Major Chinese state steel maker starts bankruptcy process after failed debt-to-equity attempt
Bankruptcy filing follows apparent suicide of chairman, defaults on 5.8b yuan of bonds and futile talks with lenders
Dongbei Special Steel, a debt-ridden state-owned enterprise backed by the Liaoning provincial government, has started bankruptcy proceedings following the apparent suicide of its former chairman, defaults on 5.8 billion yuan (HK$6.7 billion) of bonds and fruitless debt-to-equity swap talks with bank creditors.

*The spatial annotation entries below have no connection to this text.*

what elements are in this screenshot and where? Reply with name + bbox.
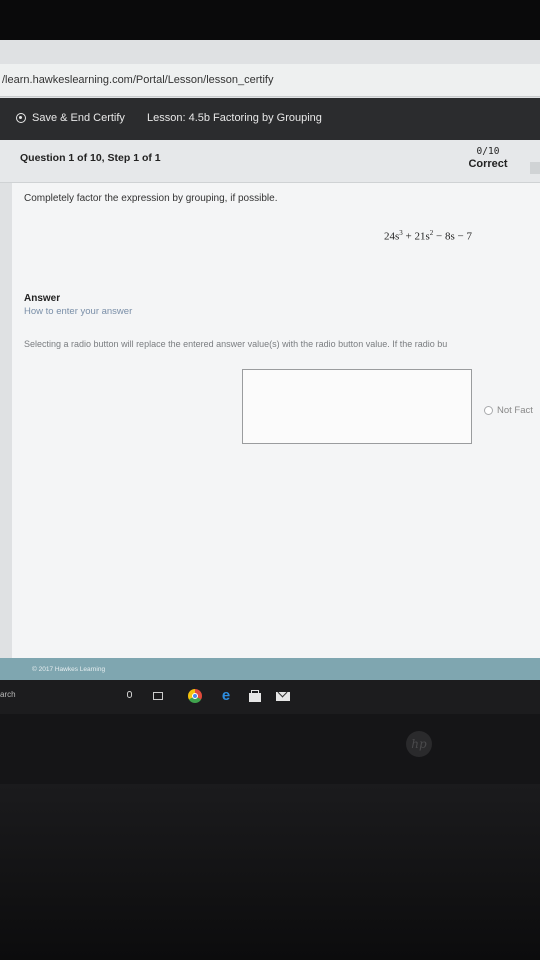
how-to-enter-link[interactable]: How to enter your answer [24,306,132,317]
term-1: 24s [384,230,400,243]
lesson-title: Lesson: 4.5b Factoring by Grouping [147,112,322,124]
answer-heading: Answer [24,293,61,304]
windows-taskbar: arch e [0,680,540,714]
not-factorable-label: Not Fact [497,405,533,416]
score-status: Correct [468,158,508,170]
operator-1: + [405,230,412,243]
operator-2: − [436,230,443,243]
desk-surface [0,784,540,960]
radio-note: Selecting a radio button will replace th… [24,339,448,349]
not-factorable-option[interactable]: Not Fact [484,405,533,416]
monitor-screen: /learn.hawkeslearning.com/Portal/Lesson/… [0,40,540,714]
hp-logo: hp [406,731,432,757]
question-content: Completely factor the expression by grou… [12,183,540,658]
browser-address-bar[interactable]: /learn.hawkeslearning.com/Portal/Lesson/… [0,64,540,97]
term-2-exponent: 2 [429,229,434,237]
edge-browser-icon[interactable]: e [218,688,234,704]
term-1-exponent: 3 [399,229,403,237]
term-2: 21s [414,230,430,243]
chrome-icon[interactable] [187,688,203,704]
taskbar-search[interactable]: arch [0,690,16,699]
question-title: Question 1 of 10, Step 1 of 1 [20,152,161,164]
radio-circle-icon [16,113,26,123]
copyright-text: © 2017 Hawkes Learning [32,666,106,673]
store-icon[interactable] [247,688,263,704]
question-header: Question 1 of 10, Step 1 of 1 0/10 Corre… [0,140,540,183]
operator-3: − [457,230,464,243]
save-end-certify-label: Save & End Certify [32,112,125,124]
url-text[interactable]: /learn.hawkeslearning.com/Portal/Lesson/… [2,74,273,86]
save-end-certify-button[interactable]: Save & End Certify [16,108,125,128]
math-expression: 24s3 + 21s2 − 8s − 7 [384,229,472,243]
page-footer: © 2017 Hawkes Learning [0,658,540,680]
side-tab[interactable] [530,162,540,174]
mail-icon[interactable] [275,688,291,704]
question-instruction: Completely factor the expression by grou… [24,193,278,204]
microphone-icon[interactable] [122,688,138,704]
radio-button-icon[interactable] [484,406,493,415]
score-badge: 0/10 Correct [462,146,514,170]
app-header: Save & End Certify Lesson: 4.5b Factorin… [0,98,540,140]
term-3: 8s [445,230,455,243]
task-view-icon[interactable] [150,688,166,704]
score-value: 0/10 [476,146,500,157]
answer-input[interactable] [242,369,472,444]
laptop-bezel: hp [0,714,540,784]
term-4: 7 [466,230,473,243]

The company’s failed attempts to avoid bankruptcy in the last six months since its first bond default in March showcased an increasingly difficulty for banks and local governments to agree upon which party should bear the brunt of a debt overhang and, more broadly, China’s challenge in dealing with “zombie” state companies and defusing the debt bomb facing the country.
The Liaoning provincial government, the ultimate controller of the company, had tried to persuade creditors including the China Development Bank and Bank of China to agree upon a debt-to-equity swap plan, but the proposal was rejected. In July, angry creditors called upon all Chinese financial institutions to boycott Liaoning, a province in serious economic and political trouble, because of Dongbei’s unpaid debts.
A local court in Dalian, Liaoning, has now accepted a creditor’s application to start bankruptcy proceedings for Dongbei Special Steel, in what is a rare development for a state firm.
“It’s an important case that indicates that Chinese state-owned enterprises can go bankrupt, and an important step towards making China’s economy more market driven,” said Terence Chong Tai-leung, an associate professor in the department of economics at the Chinese University of Hong Kong.